Budapesht, Hungary

rriving in Budapesht was, in hindsight, really funny. First, let me say, that besides booking our hostel and getting tips from my Hungarian friend (Andrea), I really didn’t prepare for Budapesht. Like all of my travels, I expected it to be pretty simple to figure our way around. But, Budapesht was different. Well, our arrival anyways.

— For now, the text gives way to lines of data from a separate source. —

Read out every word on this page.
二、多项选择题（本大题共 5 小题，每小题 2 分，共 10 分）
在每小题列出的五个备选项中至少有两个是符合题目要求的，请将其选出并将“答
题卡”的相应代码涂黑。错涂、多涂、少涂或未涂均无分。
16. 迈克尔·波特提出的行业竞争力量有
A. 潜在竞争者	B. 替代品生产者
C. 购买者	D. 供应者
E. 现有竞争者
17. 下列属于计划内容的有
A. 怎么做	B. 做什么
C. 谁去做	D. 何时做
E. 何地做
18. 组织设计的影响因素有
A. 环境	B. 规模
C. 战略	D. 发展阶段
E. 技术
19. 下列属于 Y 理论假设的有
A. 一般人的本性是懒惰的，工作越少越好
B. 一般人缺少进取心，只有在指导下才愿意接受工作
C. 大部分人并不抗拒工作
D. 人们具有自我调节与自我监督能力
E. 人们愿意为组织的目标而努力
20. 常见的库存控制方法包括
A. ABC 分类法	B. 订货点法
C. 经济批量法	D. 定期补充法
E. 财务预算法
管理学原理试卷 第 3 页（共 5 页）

Upon arrival, like any other time, we stepped off the train and into the station, bags and directions in hand.  So, I lead my Mom and we start following the directions step by step. The station is the oldest in Europe, we know now, so it was decrepit and a little scary. People were screaming at one another and gypsies, in their abundancy, were begging for money. We were told by Andrea not to flag down a taxi and Budapesht, as it is unsafe and we are most likely to get ripped off. So, we found the bus stop and hopped on. It all happened really fast, so I just supposed that it was headed into the city. But, it definitely was not. All of the sudden, we were way far outside the city and I had no clue what to do. I said to my Mom, “hey we are going the wrong way, let’s get off”. So, we did. As follows, we ended up sitting on the side of the road, lost, with no hungarian language skills- not even a self-help language book. My Mom did not like the idea, but I decided to ask a woman if she could help us find our way to our hostel. Not that either of us are judgemental, but it was a creepy part of town. Luckily, the woman was extremely helpful and called us a taxi to our destination. Of course, I didn’t have enough Forints to pay… gratefully the cabby accepted Euros. The whole experience tripped my Mom up a good bit. She hadn’t been to a city so tarnished before. Post-communism and the realities it created are still very real and felt. We did end up making it to our hostel, but it itself was unlike any other that I had ever stayed at before. It was a huge historic building, atramentous and blood curling. But, once we found the “front desk”, we did start to feel a bit better. Then we rushed off to dinner, having the receptionist order us a cab. The cab got us lost and drove for 45 minutes like lighting, for what would have been a ten minute drive. Eventually, we made it to the underground cave restaurant we had booked. Dinner, wine, and the good company all made our long day very worth it.

The picture above is of the Szechenyi Bathhouse. It is one of the largest Turkish bathhouses in Europe and located in the heart of the city; equipped with 15 indoor pools, 3 outdoor pools and 10 saunas. It was built in 1913. Szechenyi made for the perfect day of relaxation with my Mom. We loved it and we loved Hungary.